Em primeira instância, destaca-se o entretenimento com videogames como influenciador na formação de um Brasil violento. Segundo Jonh Lock, nascemos como uma folha em branco, sem conhecimento e o adquirimos por meio da experiência. Consoante ao sociólogo inglês, infere-se que, se uma criança permeia um ambiente que permite a prática de jogos agressivos, diariamente, nos quais a solução das situações propostas são resolvidas através de agressões físicas ou até mesmo morte, ela tende a atribuir a violência no cotidiano, por causa da vivência interativa. Logo, a interatividade com games conflituosos estimula a formação de cidadãos que contribuem para o aumento da criminalidade brasileira.

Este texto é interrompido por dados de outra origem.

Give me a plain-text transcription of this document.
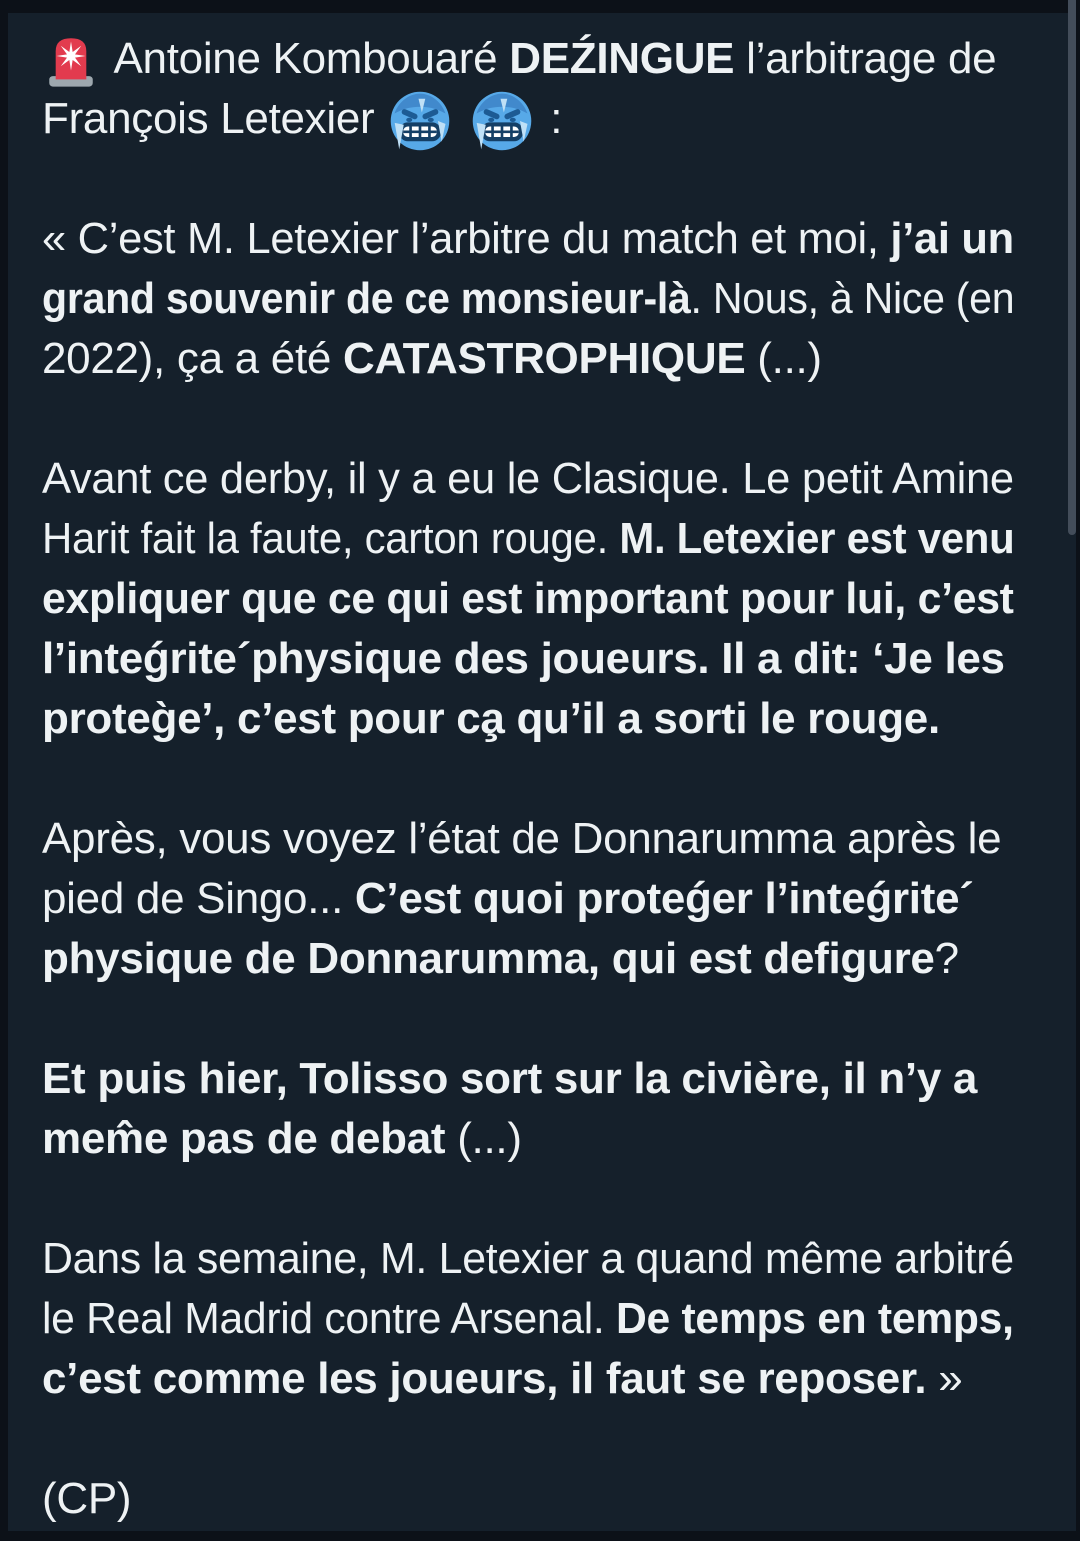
Antoine Kombouaré DEŹINGUE l’arbitrage de
François Letexier
	:
« C’est M. Letexier l’arbitre du match et moi, j’ai un
grand souvenir de ce monsieur-là. Nous, à Nice (en
2022), ça a été CATASTROPHIQUE (...)
Avant ce derby, il y a eu le Clasique. Le petit Amine
Harit fait la faute, carton rouge. M. Letexier est venu
expliquer que ce qui est important pour lui, c’est
l’inteǵrite´physique des joueurs. Il a dit: ‘Je les
proteg̀e’, c’est pour ca̧ qu’il a sorti le rouge.
Après, vous voyez l’état de Donnarumma après le
pied de Singo... C’est quoi proteǵer l’inteǵrite´
physique de Donnarumma, qui est defigure?
Et puis hier, Tolisso sort sur la civière, il n’y a
mem̂e pas de debat (...)
Dans la semaine, M. Letexier a quand même arbitré
le Real Madrid contre Arsenal. De temps en temps,
c’est comme les joueurs, il faut se reposer. »
(CP)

Paralelamente a isso, sobressai a deficiente assistência social aos presídios como motor que fomenta a contínua prevalência de crimes na sociedade. De acordo com Aristóteles, a política deve ser aplicada, de modo que, por meio da justiça, o equilíbrio seja alcançado pela sociedade. Diante do pensamento filosófico, conclui-se que, a ressocialização dos detentos rompe com essa harmonia, haja vista que embora a lei assegure a humanização nas prisões, parcela significativa dos detentos são maltratados durante seu tempo de cumprimento penal, cenário que resulta não só em revoltas, mas também na reemissão de cidadãos mais agressivos à sociedade. Portanto, o respeito à dignidade humana dentro das cadeias é essencial para uma nação mais segura.
Destarte, entende-se que a violência urbana é fruto da interferência recreativa dos jogos somada ao descaso com os infratores nas prisões. Assim, emerge-se imperativo que os pais ou responsáveis pelas crianças, por meio de monitoramento de games, impeçam a prática de jogos inadequados, a fim de evitar a aquisição de comportamentos criminosos pelos jogadores. Ademais, compete ao Ministério da Justiça, por meio de minicursos, informar aos agentes penitenciários a importância do tratamento digno aos detidos, com o intuito de reduzir a volta de indivíduos rebeldes na sociedade. Desse modo, a brutalidade no espaço urbano será, gradativamente, reduzida.